"What else then? See that you don't meddle! The name is short. And what is, is!"
The smith stamped away toward the living room. In the clear moonlight which now lay on the landing, Katharine could plainly see from above his black woolly head. It passed through her mind that if one should strike it with a sledge-hammer, the head would be the harder of the two.
Nevertheless something of the picture that he had seen that evening remained in Fausch's mind. The impression lingered for days and weeks, and often occupied his thoughts. Once or twice he asked Katharine about the boy: "What is the little fellow doing? Do you still feed him so well?"
Chapter IV
The time passed in Waltheim as it does everywhere. At the smithy Katharine sighed at every year's end, as people are apt to do: "Lord, it has only just begun, and now it is gone already."
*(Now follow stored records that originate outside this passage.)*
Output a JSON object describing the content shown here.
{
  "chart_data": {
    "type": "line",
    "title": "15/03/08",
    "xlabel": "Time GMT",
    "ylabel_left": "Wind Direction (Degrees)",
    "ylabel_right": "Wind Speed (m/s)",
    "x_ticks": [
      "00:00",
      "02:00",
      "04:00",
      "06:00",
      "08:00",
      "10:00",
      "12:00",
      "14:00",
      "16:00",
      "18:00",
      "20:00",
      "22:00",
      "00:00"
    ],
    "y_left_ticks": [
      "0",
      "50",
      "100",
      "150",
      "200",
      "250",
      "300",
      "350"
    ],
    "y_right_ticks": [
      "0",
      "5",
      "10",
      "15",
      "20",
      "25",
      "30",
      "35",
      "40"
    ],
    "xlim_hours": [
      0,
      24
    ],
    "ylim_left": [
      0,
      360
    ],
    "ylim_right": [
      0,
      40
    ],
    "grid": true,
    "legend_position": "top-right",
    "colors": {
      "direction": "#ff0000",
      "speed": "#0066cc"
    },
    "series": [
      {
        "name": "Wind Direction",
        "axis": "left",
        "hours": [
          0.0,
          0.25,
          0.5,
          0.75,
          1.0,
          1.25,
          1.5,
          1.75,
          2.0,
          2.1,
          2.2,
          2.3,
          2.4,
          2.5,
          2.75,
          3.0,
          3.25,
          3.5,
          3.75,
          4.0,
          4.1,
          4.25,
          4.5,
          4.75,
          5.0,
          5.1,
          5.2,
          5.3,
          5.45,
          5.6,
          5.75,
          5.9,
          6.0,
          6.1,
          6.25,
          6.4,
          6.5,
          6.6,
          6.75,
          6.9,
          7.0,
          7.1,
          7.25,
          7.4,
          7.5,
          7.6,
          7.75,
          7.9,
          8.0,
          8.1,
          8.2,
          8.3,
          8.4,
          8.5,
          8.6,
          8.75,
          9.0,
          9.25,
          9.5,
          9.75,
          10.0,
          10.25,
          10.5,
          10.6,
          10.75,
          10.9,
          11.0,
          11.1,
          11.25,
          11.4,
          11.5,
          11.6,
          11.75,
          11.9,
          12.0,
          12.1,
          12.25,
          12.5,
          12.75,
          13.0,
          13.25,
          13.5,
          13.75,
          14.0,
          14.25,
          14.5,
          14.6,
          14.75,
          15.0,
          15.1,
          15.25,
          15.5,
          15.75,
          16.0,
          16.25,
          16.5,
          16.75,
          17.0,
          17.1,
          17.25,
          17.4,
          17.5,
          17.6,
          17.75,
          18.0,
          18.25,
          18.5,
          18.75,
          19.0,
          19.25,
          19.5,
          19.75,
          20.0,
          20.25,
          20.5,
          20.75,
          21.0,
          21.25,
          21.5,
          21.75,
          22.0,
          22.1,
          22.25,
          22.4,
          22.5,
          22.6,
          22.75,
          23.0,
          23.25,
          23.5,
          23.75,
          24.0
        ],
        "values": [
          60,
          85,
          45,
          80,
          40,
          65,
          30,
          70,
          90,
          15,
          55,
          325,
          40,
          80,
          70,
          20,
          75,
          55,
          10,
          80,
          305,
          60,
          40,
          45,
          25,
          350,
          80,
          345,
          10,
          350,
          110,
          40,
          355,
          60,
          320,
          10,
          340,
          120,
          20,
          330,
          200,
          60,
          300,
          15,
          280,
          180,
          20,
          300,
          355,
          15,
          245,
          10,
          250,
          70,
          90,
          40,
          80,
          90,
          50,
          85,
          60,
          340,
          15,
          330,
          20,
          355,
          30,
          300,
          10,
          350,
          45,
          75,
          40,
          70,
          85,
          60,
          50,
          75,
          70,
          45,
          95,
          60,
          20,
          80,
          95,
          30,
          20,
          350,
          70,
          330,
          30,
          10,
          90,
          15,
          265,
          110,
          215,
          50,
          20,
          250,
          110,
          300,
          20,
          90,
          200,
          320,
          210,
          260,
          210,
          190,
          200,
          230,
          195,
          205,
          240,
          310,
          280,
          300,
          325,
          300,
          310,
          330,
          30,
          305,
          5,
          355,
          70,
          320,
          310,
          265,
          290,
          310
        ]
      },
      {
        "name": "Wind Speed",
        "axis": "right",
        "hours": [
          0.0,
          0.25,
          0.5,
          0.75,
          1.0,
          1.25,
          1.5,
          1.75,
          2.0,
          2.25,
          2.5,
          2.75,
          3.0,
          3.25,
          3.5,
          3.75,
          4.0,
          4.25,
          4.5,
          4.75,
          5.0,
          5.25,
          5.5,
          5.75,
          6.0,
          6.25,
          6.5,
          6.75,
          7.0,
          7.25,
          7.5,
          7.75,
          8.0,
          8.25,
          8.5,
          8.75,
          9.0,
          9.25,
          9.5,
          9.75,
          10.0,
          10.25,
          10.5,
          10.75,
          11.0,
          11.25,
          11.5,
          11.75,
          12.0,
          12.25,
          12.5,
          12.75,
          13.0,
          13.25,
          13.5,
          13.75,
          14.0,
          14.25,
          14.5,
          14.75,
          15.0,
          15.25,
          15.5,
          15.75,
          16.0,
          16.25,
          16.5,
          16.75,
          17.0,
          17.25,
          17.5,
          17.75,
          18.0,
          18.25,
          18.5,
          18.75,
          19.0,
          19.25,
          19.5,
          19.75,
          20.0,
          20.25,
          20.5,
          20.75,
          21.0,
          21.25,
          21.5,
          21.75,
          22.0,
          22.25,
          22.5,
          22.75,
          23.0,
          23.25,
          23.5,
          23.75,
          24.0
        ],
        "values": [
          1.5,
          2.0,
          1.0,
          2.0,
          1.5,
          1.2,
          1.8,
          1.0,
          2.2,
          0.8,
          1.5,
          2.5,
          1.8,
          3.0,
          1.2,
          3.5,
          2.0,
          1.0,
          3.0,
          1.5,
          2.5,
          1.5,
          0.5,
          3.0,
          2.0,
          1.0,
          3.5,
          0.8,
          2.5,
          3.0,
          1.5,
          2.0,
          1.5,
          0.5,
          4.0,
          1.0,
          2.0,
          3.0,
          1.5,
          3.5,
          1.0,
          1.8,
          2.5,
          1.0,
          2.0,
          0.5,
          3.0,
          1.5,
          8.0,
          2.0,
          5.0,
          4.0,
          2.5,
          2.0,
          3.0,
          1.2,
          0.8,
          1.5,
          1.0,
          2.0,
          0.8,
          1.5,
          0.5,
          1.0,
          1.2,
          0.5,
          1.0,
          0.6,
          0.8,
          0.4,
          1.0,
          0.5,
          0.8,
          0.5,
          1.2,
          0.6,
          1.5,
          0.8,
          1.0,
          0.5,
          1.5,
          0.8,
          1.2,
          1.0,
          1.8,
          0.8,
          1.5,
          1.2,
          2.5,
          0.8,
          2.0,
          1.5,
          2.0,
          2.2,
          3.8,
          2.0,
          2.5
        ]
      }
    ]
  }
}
Once, when the old year was making way for the new, she added: "One can see by the boy how old one is growing."
The year just ending was the sixth since the boy at the smithy was born.
"The boy," Katharine would say, because she would not speak his name aloud, and yet dared not give him any other.
"Cain!" called the smith from the road, if he wanted the boy in the workshop, or through the house, if he were looking for him anywhere. His voice had a sullen ring like that of his biggest anvil, and was so loud that the name could be heard for a couple of hundred paces round about. But when anyone asked the child himself his name, he would raise his delicate face innocently to the questioner and say: "My name is Cain, Cain."
And he had already become accustomed to say the name twice, for on hearing it the first time, people either did not understand him or would not believe him.